"Tuan Davian, anak anda berhasil diselamatkan. Tapi sayangnya, nyawa Nona Tiara tidak bisa diselamatkan. Calon istri anda telah dinyatakan meninggal karena luka di kepala yang cukup parah."
Dunia Davian hancur begitu penuturan itu dilontarkan oleh seorang pria yang mengenakan seragam operasinya. Seorang Dokter bedah yang baru saja melakukan operasi pada calon istrinya, Tiara.
Lututnya melemas, hatinya mencelos begitu saja. Dengan rasa sesak yang lantas dia rasakan seolah dia telah hancur sehancur-hancurnya.
Wanita yang akan menjadi istrinya bulan depan itu harus pergi meninggalkannya. Meninggalkan semua rencana mereka dengan bayi perempuan mereka yang baru saja lahir.

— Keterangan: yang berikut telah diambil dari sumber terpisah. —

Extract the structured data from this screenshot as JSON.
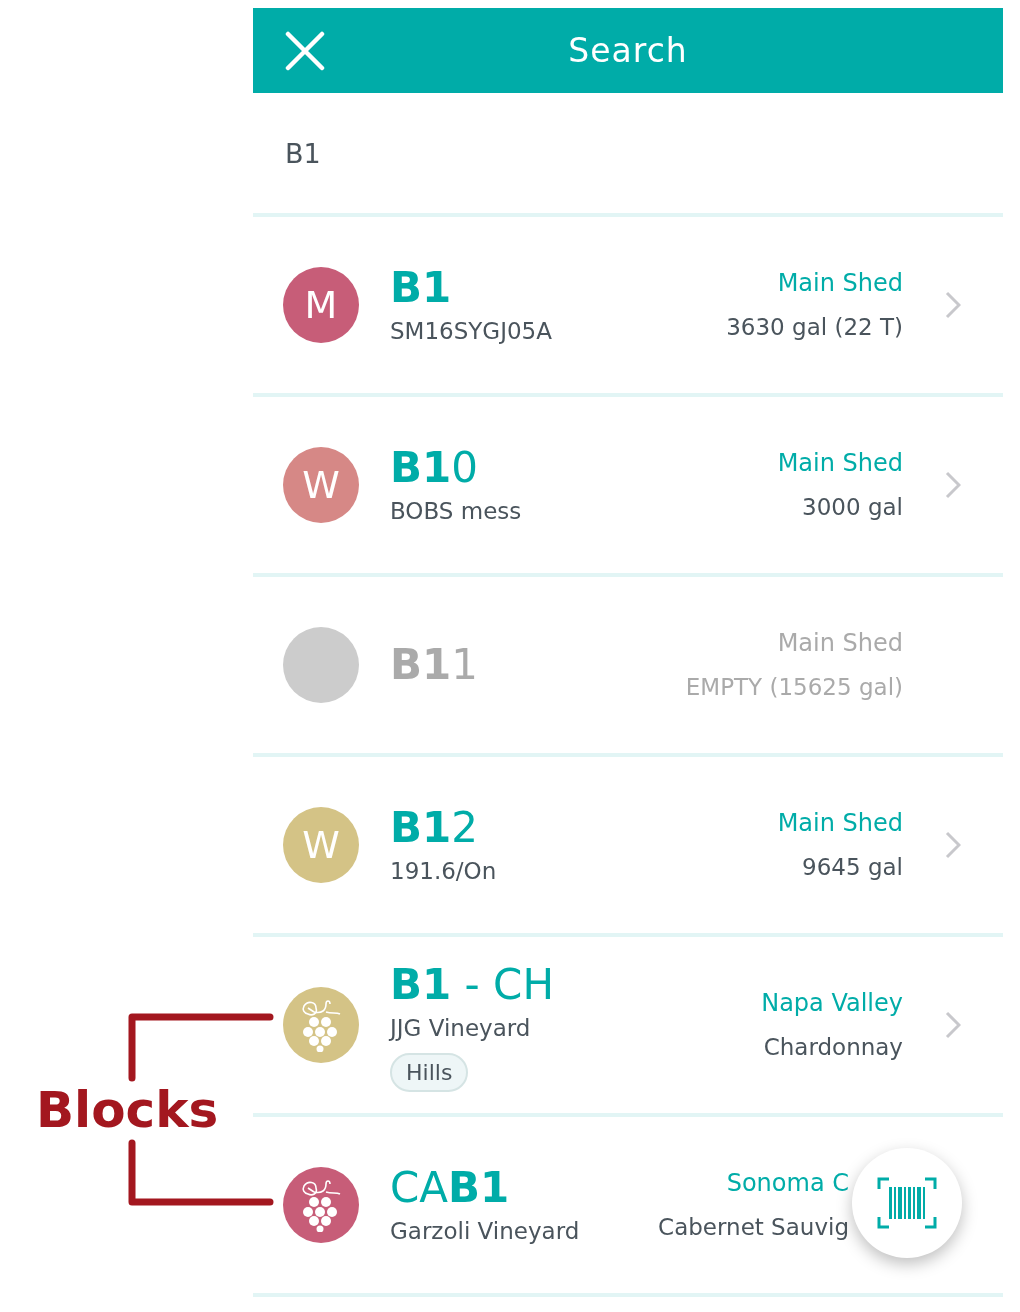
{
  "header": {
    "title": "Search"
  },
  "search": {
    "value": "B1"
  },
  "results": [
    {
      "kind": "tank",
      "title": "**B1**",
      "subtitle": "SM16SYGJ05A",
      "location": "Main Shed",
      "detail": "3630 gal (22 T)",
      "badge": "M",
      "color": "#c75d78",
      "disabled": false,
      "chevron": true
    },
    {
      "kind": "tank",
      "title": "**B1**0",
      "subtitle": "BOBS mess",
      "location": "Main Shed",
      "detail": "3000 gal",
      "badge": "W",
      "color": "#d68886",
      "disabled": false,
      "chevron": true
    },
    {
      "kind": "tank",
      "title": "**B1**1",
      "location": "Main Shed",
      "detail": "EMPTY (15625 gal)",
      "color": "#cccccc",
      "disabled": true,
      "chevron": false
    },
    {
      "kind": "tank",
      "title": "**B1**2",
      "subtitle": "191.6/On",
      "location": "Main Shed",
      "detail": "9645 gal",
      "badge": "W",
      "color": "#d4c386",
      "disabled": false,
      "chevron": true
    },
    {
      "kind": "block",
      "title": "**B1** - CH",
      "subtitle": "JJG Vineyard",
      "tag": "Hills",
      "location": "Napa Valley",
      "detail": "Chardonnay",
      "color": "#d4c386",
      "disabled": false,
      "chevron": true
    },
    {
      "kind": "block",
      "title": "CA**B1**",
      "subtitle": "Garzoli Vineyard",
      "location": "Sonoma C",
      "detail": "Cabernet Sauvig",
      "color": "#c75d78",
      "disabled": false,
      "chevron": false
    }
  ],
  "annotation": {
    "label": "Blocks"
  },
  "scan_button": {
    "kind": "barcode"
  }
}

"Bagaimana ini, Davian? Kalau seperti ini, berarti pernikahan kalian harus dibatalkan. Apa yang harus Mama katakan pada orang-orang nantinya? Bisa-bisa Mama akan jadi bahan perbincangan orang-orang."
Selatan menoleh pada seorang wanita yang ada di sampingnya. Itu Nyonya Dayanti, ibunya sendiri.
Menatap tajam ke arah sang Ibu, Davian masih tak percaya atas apa yang baru saja wanita berusia 40 tahunan itu katakan. "Ma? Tiara meninggal, Ma. Dan Mama masih bisa-bisanya memikirkan soal acara pernikahan dan omongan orang lain?!"
Bukannya merasa bersalah setelah mendengar kekesalan Davian padanya, Dayanti malah menunjukan tampang tak bersalahnya. "Salah dia sendiri kenapa harus berpergian saat hamil besar seperti itu. Sekarang yang meninggal itu sudah, meninggal saja. Kita yang hidup harus melanjutkan hidup juga. Jadi, Mama juga berhak memikirkan soal ini!"
Davian menggelengkan kepalanya tak percaya. Wanita yang selama ini begitu dia hormati juga telah membuatnya kecewa teramat dalam.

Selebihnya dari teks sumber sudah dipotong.